Friday, June 7, 2013

Post-Impressionism - Paul Gauguin

Paul Gauguin

Paul Gauguin is another early "traditional-modern" painter.  He maintained a lot of the impressionist ideas of motif; i.e., art relating to, in the 19th century , "modern" outlooks on the real world, but with his own post-impressionist style. "Modern" here is in contrast to pre-impressionist art, which was so often (but not always) so banal.

From Wikipedia, the free encyclopedia...

"Eugène Henri Paul Gauguin
... was a leading French Post-Impressionist artist who was not well appreciated until after his death. Gauguin was later recognized for his experimental use of colors and synthetic style that were distinguishably different from Impressionism. His work was influential to the French avant-garde and many modern artists, such as Pablo Picasso and Henri Matisse ..."

Gauguins art encompassed a wide variety of motif (see thumbnails below), I am showing here a few of his Tahitian pictures.

When will you marry?
(Tahitian: Nafea faa ipoipo?) 

"... the front figure indulges in dreamy fantasies, the rear figure is imbued with something rigid and rule-bound. The front woman stretches herself, her facial features stylized and simplified. The rear female figure ... face is painted with individual features and represents the center of the image. ..."

I sometimes (almost always???) think that art academics get carried away... To me, as a painter, and with a son and daughter, this could more basic; there is mom, or aunt, and daughter; daughter looks like daughter, mom looks like mom, neither of them really are sure they want to be sitting there getting painted.

Gauguin apparently was very mercurial, full of ups and downs, maybe mostly downs.  Many of his pictures seem to reflect Gauguin, in this way; not necessarily those being painted.

Tahitian Women on the Beach

Two Tahitian Women

Paul Gauguin
Concerning Gauguin's impact on Picasso John Richardson wrote, "The 1906 exhibition of Gauguin's work left Picasso more than ever in this artist's thrall.
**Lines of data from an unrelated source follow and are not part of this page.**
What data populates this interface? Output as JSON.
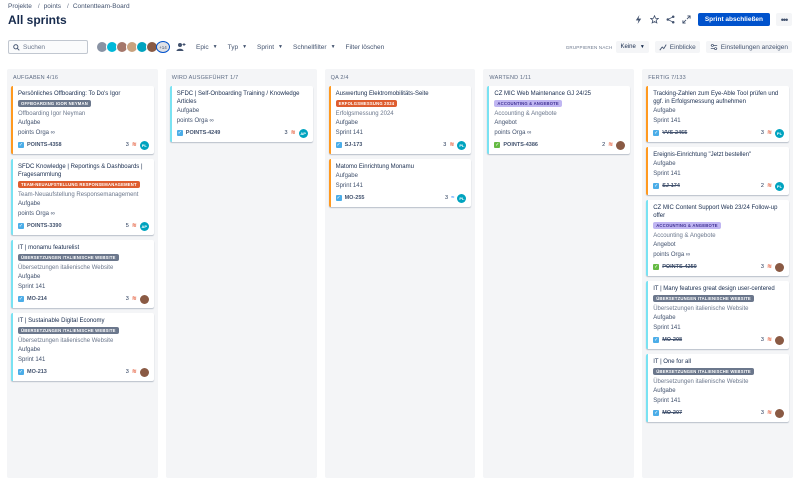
{
  "breadcrumb": [
    "Projekte",
    "points",
    "Contentteam-Board"
  ],
  "page_title": "All sprints",
  "header": {
    "primary_button": "Sprint abschließen"
  },
  "search": {
    "placeholder": "Suchen"
  },
  "avatars": {
    "items": [
      {
        "initials": "",
        "color": "#8993a4"
      },
      {
        "initials": "",
        "color": "#00b8d9"
      },
      {
        "initials": "",
        "color": "#a5776b"
      },
      {
        "initials": "",
        "color": "#c9a27e"
      },
      {
        "initials": "",
        "color": "#00a3bf"
      },
      {
        "initials": "",
        "color": "#8a5a44"
      }
    ],
    "more": "+14"
  },
  "filters": [
    "Epic",
    "Typ",
    "Sprint",
    "Schnellfilter"
  ],
  "clear_filters": "Filter löschen",
  "group_by": {
    "label": "GRUPPIEREN NACH",
    "value": "Keine"
  },
  "toolbar": {
    "insights": "Einblicke",
    "settings": "Einstellungen anzeigen"
  },
  "columns": [
    {
      "header": "AUFGABEN 4/16",
      "cards": [
        {
          "title": "Persönliches Offboarding: To Do's Igor",
          "label": "OFFBOARDING IGOR NEYMAN",
          "label_color": "gray",
          "label_desc": "Offboarding Igor Neyman",
          "type": "Aufgabe",
          "extra": "points Orga ∞",
          "key": "POINTS-4358",
          "done": false,
          "points": "3",
          "prio": "high",
          "assignee_color": "#00a3bf",
          "assignee": "PL",
          "border": "orange"
        },
        {
          "title": "SFDC Knowledge | Reportings & Dashboards | Fragesammlung",
          "label": "TEAM-NEUAUFSTELLUNG RESPONSEMANAGEMENT",
          "label_color": "orange",
          "label_desc": "Team-Neuaufstellung Responsemanagement",
          "type": "Aufgabe",
          "extra": "points Orga ∞",
          "key": "POINTS-3390",
          "done": false,
          "points": "5",
          "prio": "high",
          "assignee_color": "#00a3bf",
          "assignee": "AP",
          "border": "teal"
        },
        {
          "title": "IT | monamu featurelist",
          "label": "ÜBERSETZUNGEN ITALIENISCHE WEBSITE",
          "label_color": "gray",
          "label_desc": "Übersetzungen italienische Website",
          "type": "Aufgabe",
          "extra": "Sprint 141",
          "key": "MO-214",
          "done": false,
          "points": "3",
          "prio": "high",
          "assignee_color": "#8a5a44",
          "assignee": "",
          "border": "teal"
        },
        {
          "title": "IT | Sustainable Digital Economy",
          "label": "ÜBERSETZUNGEN ITALIENISCHE WEBSITE",
          "label_color": "gray",
          "label_desc": "Übersetzungen italienische Website",
          "type": "Aufgabe",
          "extra": "Sprint 141",
          "key": "MO-213",
          "done": false,
          "points": "3",
          "prio": "high",
          "assignee_color": "#8a5a44",
          "assignee": "",
          "border": "teal"
        }
      ]
    },
    {
      "header": "WIRD AUSGEFÜHRT 1/7",
      "cards": [
        {
          "title": "SFDC | Self-Onboarding Training / Knowledge Articles",
          "label": "",
          "label_color": "",
          "label_desc": "",
          "type": "Aufgabe",
          "extra": "points Orga ∞",
          "key": "POINTS-4249",
          "done": false,
          "points": "3",
          "prio": "high",
          "assignee_color": "#00a3bf",
          "assignee": "AP",
          "border": "teal"
        }
      ]
    },
    {
      "header": "QA 2/4",
      "cards": [
        {
          "title": "Auswertung Elektromobilitäts-Seite",
          "label": "ERFOLGSMESSUNG 2024",
          "label_color": "orange",
          "label_desc": "Erfolgsmessung 2024",
          "type": "Aufgabe",
          "extra": "Sprint 141",
          "key": "SJ-173",
          "done": false,
          "points": "3",
          "prio": "high",
          "assignee_color": "#00a3bf",
          "assignee": "PL",
          "border": "orange"
        },
        {
          "title": "Matomo Einrichtung Monamu",
          "label": "",
          "label_color": "",
          "label_desc": "",
          "type": "Aufgabe",
          "extra": "Sprint 141",
          "key": "MO-255",
          "done": false,
          "points": "3",
          "prio": "low",
          "assignee_color": "#00a3bf",
          "assignee": "PL",
          "border": "orange"
        }
      ]
    },
    {
      "header": "WARTEND 1/11",
      "cards": [
        {
          "title": "CZ MIC Web Maintenance GJ 24/25",
          "label": "ACCOUNTING & ANGEBOTE",
          "label_color": "purple",
          "label_desc": "Accounting & Angebote",
          "type": "Angebot",
          "extra": "points Orga ∞",
          "key": "POINTS-4386",
          "done": false,
          "points": "2",
          "prio": "high",
          "assignee_color": "#8a5a44",
          "assignee": "",
          "border": "teal",
          "type_icon": "green"
        }
      ]
    },
    {
      "header": "FERTIG 7/133",
      "cards": [
        {
          "title": "Tracking-Zahlen zum Eye-Able Tool prüfen und ggf. in Erfolgsmessung aufnehmen",
          "label": "",
          "label_color": "",
          "label_desc": "",
          "type": "Aufgabe",
          "extra": "Sprint 141",
          "key": "VVS-2465",
          "done": true,
          "points": "3",
          "prio": "high",
          "assignee_color": "#00a3bf",
          "assignee": "PL",
          "border": "orange"
        },
        {
          "title": "Ereignis-Einrichtung \"Jetzt bestellen\"",
          "label": "",
          "label_color": "",
          "label_desc": "",
          "type": "Aufgabe",
          "extra": "Sprint 141",
          "key": "SJ-174",
          "done": true,
          "points": "2",
          "prio": "high",
          "assignee_color": "#00a3bf",
          "assignee": "PL",
          "border": "orange"
        },
        {
          "title": "CZ MIC Content Support Web 23/24 Follow-up offer",
          "label": "ACCOUNTING & ANGEBOTE",
          "label_color": "purple",
          "label_desc": "Accounting & Angebote",
          "type": "Angebot",
          "extra": "points Orga ∞",
          "key": "POINTS-4250",
          "done": true,
          "points": "3",
          "prio": "high",
          "assignee_color": "#8a5a44",
          "assignee": "",
          "border": "teal",
          "type_icon": "green"
        },
        {
          "title": "IT | Many features great design user-centered",
          "label": "ÜBERSETZUNGEN ITALIENISCHE WEBSITE",
          "label_color": "gray",
          "label_desc": "Übersetzungen italienische Website",
          "type": "Aufgabe",
          "extra": "Sprint 141",
          "key": "MO-208",
          "done": true,
          "points": "3",
          "prio": "high",
          "assignee_color": "#8a5a44",
          "assignee": "",
          "border": "teal"
        },
        {
          "title": "IT | One for all",
          "label": "ÜBERSETZUNGEN ITALIENISCHE WEBSITE",
          "label_color": "gray",
          "label_desc": "Übersetzungen italienische Website",
          "type": "Aufgabe",
          "extra": "Sprint 141",
          "key": "MO-207",
          "done": true,
          "points": "3",
          "prio": "high",
          "assignee_color": "#8a5a44",
          "assignee": "",
          "border": "teal"
        }
      ]
    }
  ]
}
Gauguin demonstrated the most disparate types of art—not to speak of elements from metaphysics, ethnology, symbolism, the Bible, classical myths, and much else besides—could be combined into a synthesis"

His self-portraits are obviously how he wants to see himself.  One thing I find interesting is how often his other portraits  look sort of like Gauguin; this is actually quite noticeable for many other artists also.

He also did a lot of paintings and art having to do with his notions of religious and mystic symbolism; this stuff is highly rated by art historians and critics, but I myself am not a believer in that kind of art...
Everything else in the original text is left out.